The authors tested their theories with two studies. To measure risk taking, they looked at the spending of 152 CEOs from the computer industry in three areas: acquisitions, research and development, and capital expenditure. They also evaluated 131 CEOs who made major acquisitions, looking at the ‘acquisition premium’ or the extra amount paid over the target’s pre-takeover price.

The authors assessed CEO narcissism using four indicators: the relative prominence of the CEO’s photograph in their company’s annual reports, the relative prominence of the CEO in company press releases and their relative cash and non-cash pay. To measure recent performance, the authors used total shareholder returns and return on assets, both calculated net of industry average. Social praise was determined by looking at press evaluations of the CEO and the number of media awards received.

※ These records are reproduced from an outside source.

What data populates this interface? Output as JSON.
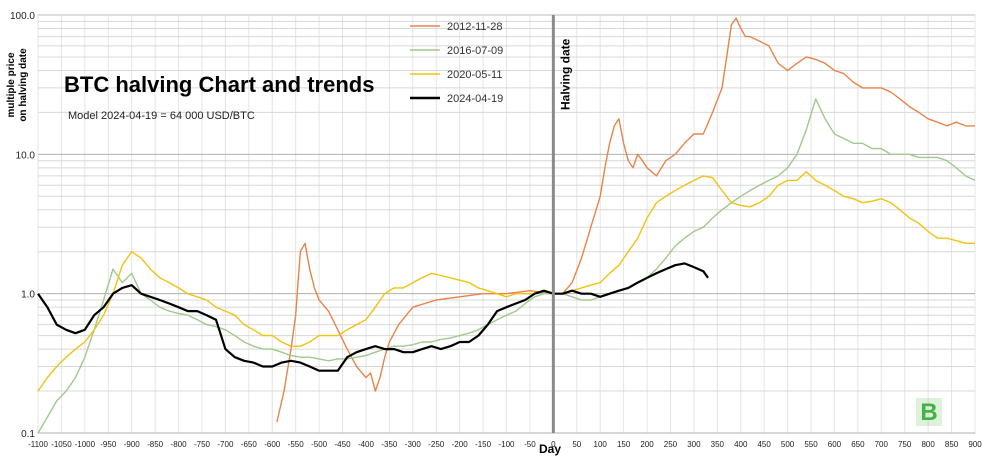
{
  "chart_data": {
    "type": "line",
    "title": "BTC halving Chart and trends",
    "subtitle": "Model 2024-04-19 = 64 000 USD/BTC",
    "xlabel": "Day",
    "ylabel": "multiple price on halving date",
    "y_scale": "log",
    "xlim": [
      -1100,
      900
    ],
    "ylim": [
      0.1,
      100
    ],
    "x_ticks": [
      -1100,
      -1050,
      -1000,
      -950,
      -900,
      -850,
      -800,
      -750,
      -700,
      -650,
      -600,
      -550,
      -500,
      -450,
      -400,
      -350,
      -300,
      -250,
      -200,
      -150,
      -100,
      -50,
      0,
      50,
      100,
      150,
      200,
      250,
      300,
      350,
      400,
      450,
      500,
      550,
      600,
      650,
      700,
      750,
      800,
      850,
      900
    ],
    "x_tick_labels": [
      "-1100",
      "-1050",
      "-1000",
      "-950",
      "-900",
      "-850",
      "-800",
      "-750",
      "-700",
      "-650",
      "-600",
      "-550",
      "-500",
      "-450",
      "-400",
      "-350",
      "-300",
      "-250",
      "-200",
      "-150",
      "-100",
      "-50",
      "0",
      "50",
      "100",
      "150",
      "200",
      "250",
      "300",
      "350",
      "400",
      "450",
      "500",
      "550",
      "600",
      "650",
      "700",
      "750",
      "800",
      "850",
      "900"
    ],
    "y_ticks": [
      0.1,
      1,
      10,
      100
    ],
    "y_tick_labels": [
      "0.1",
      "1.0",
      "10.0",
      "100.0"
    ],
    "vertical_marker": {
      "x": 0,
      "label": "Halving date"
    },
    "grid": true,
    "legend_position": "top-center",
    "series": [
      {
        "name": "2012-11-28",
        "color": "#E8844A",
        "x": [
          -590,
          -575,
          -560,
          -550,
          -545,
          -540,
          -530,
          -520,
          -510,
          -500,
          -480,
          -460,
          -440,
          -420,
          -400,
          -390,
          -380,
          -370,
          -360,
          -350,
          -330,
          -300,
          -250,
          -200,
          -150,
          -100,
          -50,
          0,
          20,
          40,
          60,
          80,
          100,
          110,
          120,
          130,
          140,
          150,
          160,
          170,
          180,
          190,
          200,
          220,
          240,
          260,
          280,
          300,
          320,
          340,
          360,
          370,
          380,
          390,
          400,
          410,
          420,
          440,
          460,
          480,
          500,
          520,
          540,
          560,
          580,
          600,
          620,
          640,
          660,
          680,
          700,
          720,
          740,
          760,
          780,
          800,
          820,
          840,
          860,
          880,
          900
        ],
        "y": [
          0.12,
          0.2,
          0.4,
          0.7,
          1.2,
          2.0,
          2.3,
          1.5,
          1.1,
          0.9,
          0.75,
          0.55,
          0.4,
          0.3,
          0.25,
          0.27,
          0.2,
          0.25,
          0.35,
          0.45,
          0.6,
          0.8,
          0.9,
          0.95,
          1.0,
          1.0,
          1.05,
          1.0,
          1.0,
          1.2,
          1.8,
          3.0,
          5.0,
          8.0,
          12,
          16,
          18,
          12,
          9,
          8,
          10,
          9,
          8,
          7,
          9,
          10,
          12,
          14,
          14,
          20,
          30,
          50,
          85,
          95,
          80,
          70,
          70,
          65,
          60,
          45,
          40,
          45,
          50,
          48,
          45,
          40,
          38,
          33,
          30,
          30,
          30,
          28,
          25,
          22,
          20,
          18,
          17,
          16,
          17,
          16,
          16
        ]
      },
      {
        "name": "2016-07-09",
        "color": "#9FC98E",
        "x": [
          -1100,
          -1080,
          -1060,
          -1040,
          -1020,
          -1000,
          -980,
          -960,
          -940,
          -920,
          -900,
          -880,
          -860,
          -840,
          -820,
          -800,
          -780,
          -760,
          -740,
          -720,
          -700,
          -680,
          -660,
          -640,
          -620,
          -600,
          -580,
          -560,
          -540,
          -520,
          -500,
          -480,
          -460,
          -440,
          -420,
          -400,
          -380,
          -360,
          -340,
          -320,
          -300,
          -280,
          -260,
          -240,
          -220,
          -200,
          -180,
          -160,
          -140,
          -120,
          -100,
          -80,
          -60,
          -40,
          -20,
          0,
          20,
          40,
          60,
          80,
          100,
          120,
          140,
          160,
          180,
          200,
          220,
          240,
          260,
          280,
          300,
          320,
          340,
          360,
          380,
          400,
          420,
          440,
          460,
          480,
          500,
          520,
          540,
          560,
          580,
          600,
          620,
          640,
          660,
          680,
          700,
          720,
          740,
          760,
          780,
          800,
          820,
          840,
          860,
          880,
          900
        ],
        "y": [
          0.1,
          0.13,
          0.17,
          0.2,
          0.25,
          0.35,
          0.55,
          0.9,
          1.5,
          1.2,
          1.4,
          1.0,
          0.9,
          0.8,
          0.75,
          0.72,
          0.7,
          0.65,
          0.6,
          0.58,
          0.55,
          0.5,
          0.45,
          0.42,
          0.4,
          0.4,
          0.38,
          0.36,
          0.35,
          0.35,
          0.34,
          0.33,
          0.34,
          0.34,
          0.35,
          0.36,
          0.38,
          0.4,
          0.42,
          0.42,
          0.43,
          0.45,
          0.45,
          0.47,
          0.48,
          0.5,
          0.52,
          0.55,
          0.6,
          0.65,
          0.7,
          0.75,
          0.85,
          0.95,
          1.0,
          1.0,
          1.0,
          0.95,
          0.9,
          0.9,
          0.95,
          1.0,
          1.05,
          1.1,
          1.2,
          1.3,
          1.5,
          1.8,
          2.2,
          2.5,
          2.8,
          3.0,
          3.5,
          4.0,
          4.5,
          5.0,
          5.5,
          6.0,
          6.5,
          7.0,
          8.0,
          10,
          15,
          25,
          18,
          14,
          13,
          12,
          12,
          11,
          11,
          10,
          10,
          10,
          9.5,
          9.5,
          9.5,
          9.0,
          8.0,
          7.0,
          6.5
        ]
      },
      {
        "name": "2020-05-11",
        "color": "#F2C211",
        "x": [
          -1100,
          -1080,
          -1060,
          -1040,
          -1020,
          -1000,
          -980,
          -960,
          -940,
          -920,
          -900,
          -880,
          -860,
          -840,
          -820,
          -800,
          -780,
          -760,
          -740,
          -720,
          -700,
          -680,
          -660,
          -640,
          -620,
          -600,
          -580,
          -560,
          -540,
          -520,
          -500,
          -480,
          -460,
          -440,
          -420,
          -400,
          -380,
          -360,
          -340,
          -320,
          -300,
          -280,
          -260,
          -240,
          -220,
          -200,
          -180,
          -160,
          -140,
          -120,
          -100,
          -80,
          -60,
          -40,
          -20,
          0,
          20,
          40,
          60,
          80,
          100,
          120,
          140,
          160,
          180,
          200,
          220,
          240,
          260,
          280,
          300,
          320,
          340,
          360,
          380,
          400,
          420,
          440,
          460,
          480,
          500,
          520,
          540,
          560,
          580,
          600,
          620,
          640,
          660,
          680,
          700,
          720,
          740,
          760,
          780,
          800,
          820,
          840,
          860,
          880,
          900
        ],
        "y": [
          0.2,
          0.25,
          0.3,
          0.35,
          0.4,
          0.45,
          0.55,
          0.7,
          1.0,
          1.6,
          2.0,
          1.8,
          1.5,
          1.3,
          1.2,
          1.1,
          1.0,
          0.95,
          0.9,
          0.8,
          0.75,
          0.7,
          0.6,
          0.55,
          0.5,
          0.5,
          0.45,
          0.42,
          0.42,
          0.45,
          0.5,
          0.5,
          0.5,
          0.55,
          0.6,
          0.65,
          0.8,
          1.0,
          1.1,
          1.1,
          1.2,
          1.3,
          1.4,
          1.35,
          1.3,
          1.25,
          1.2,
          1.1,
          1.05,
          1.0,
          0.95,
          1.0,
          1.0,
          1.0,
          1.05,
          1.0,
          1.0,
          1.05,
          1.1,
          1.15,
          1.2,
          1.4,
          1.6,
          2.0,
          2.5,
          3.5,
          4.5,
          5.0,
          5.5,
          6.0,
          6.5,
          7.0,
          6.8,
          5.5,
          4.5,
          4.3,
          4.2,
          4.5,
          5.0,
          6.0,
          6.5,
          6.5,
          7.5,
          6.5,
          6.0,
          5.5,
          5.0,
          4.8,
          4.5,
          4.6,
          4.8,
          4.5,
          4.0,
          3.5,
          3.2,
          2.8,
          2.5,
          2.5,
          2.4,
          2.3,
          2.3
        ]
      },
      {
        "name": "2024-04-19",
        "color": "#000000",
        "x": [
          -1100,
          -1080,
          -1060,
          -1040,
          -1020,
          -1000,
          -980,
          -960,
          -940,
          -920,
          -900,
          -880,
          -860,
          -840,
          -820,
          -800,
          -780,
          -760,
          -740,
          -720,
          -700,
          -680,
          -660,
          -640,
          -620,
          -600,
          -580,
          -560,
          -540,
          -520,
          -500,
          -480,
          -460,
          -440,
          -420,
          -400,
          -380,
          -360,
          -340,
          -320,
          -300,
          -280,
          -260,
          -240,
          -220,
          -200,
          -180,
          -160,
          -140,
          -120,
          -100,
          -80,
          -60,
          -40,
          -20,
          0,
          20,
          40,
          60,
          80,
          100,
          120,
          140,
          160,
          180,
          200,
          220,
          240,
          260,
          280,
          300,
          320,
          330
        ],
        "y": [
          1.0,
          0.8,
          0.6,
          0.55,
          0.52,
          0.55,
          0.7,
          0.8,
          1.0,
          1.1,
          1.15,
          1.0,
          0.95,
          0.9,
          0.85,
          0.8,
          0.75,
          0.75,
          0.7,
          0.65,
          0.4,
          0.35,
          0.33,
          0.32,
          0.3,
          0.3,
          0.32,
          0.33,
          0.32,
          0.3,
          0.28,
          0.28,
          0.28,
          0.35,
          0.38,
          0.4,
          0.42,
          0.4,
          0.4,
          0.38,
          0.38,
          0.4,
          0.42,
          0.4,
          0.42,
          0.45,
          0.45,
          0.5,
          0.6,
          0.75,
          0.8,
          0.85,
          0.9,
          1.0,
          1.05,
          1.0,
          1.0,
          1.05,
          1.0,
          1.0,
          0.95,
          1.0,
          1.05,
          1.1,
          1.2,
          1.3,
          1.4,
          1.5,
          1.6,
          1.65,
          1.55,
          1.45,
          1.3
        ]
      }
    ]
  },
  "watermark": {
    "letter": "B",
    "icon": "bitcoin-logo-icon",
    "color": "#43B245"
  }
}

The results provided considerable support for the four hypotheses. Both types of capability cue had a general effect on risk taking and more narcissistic CEOs tended to ignore objective performance, while being far more stimulated by media praise (although not media awards). In contrast, less narcissistic CEOs paid a lot more attention to objective performance, while remaining relatively unmoved by social praise.

The authors call these different types of signals ‘capability cues’, which affect CEOs’ confidence, which in turn influences their risk-taking behavior. In sum, Arijit Chatterjee and Donald Hambrick’s study makes an important point: both context and character can be a source of confidence but instead of considering them in isolation it is a fruitful endeavour to understand how they interact to affect decisions. This is a very exciting area for future research.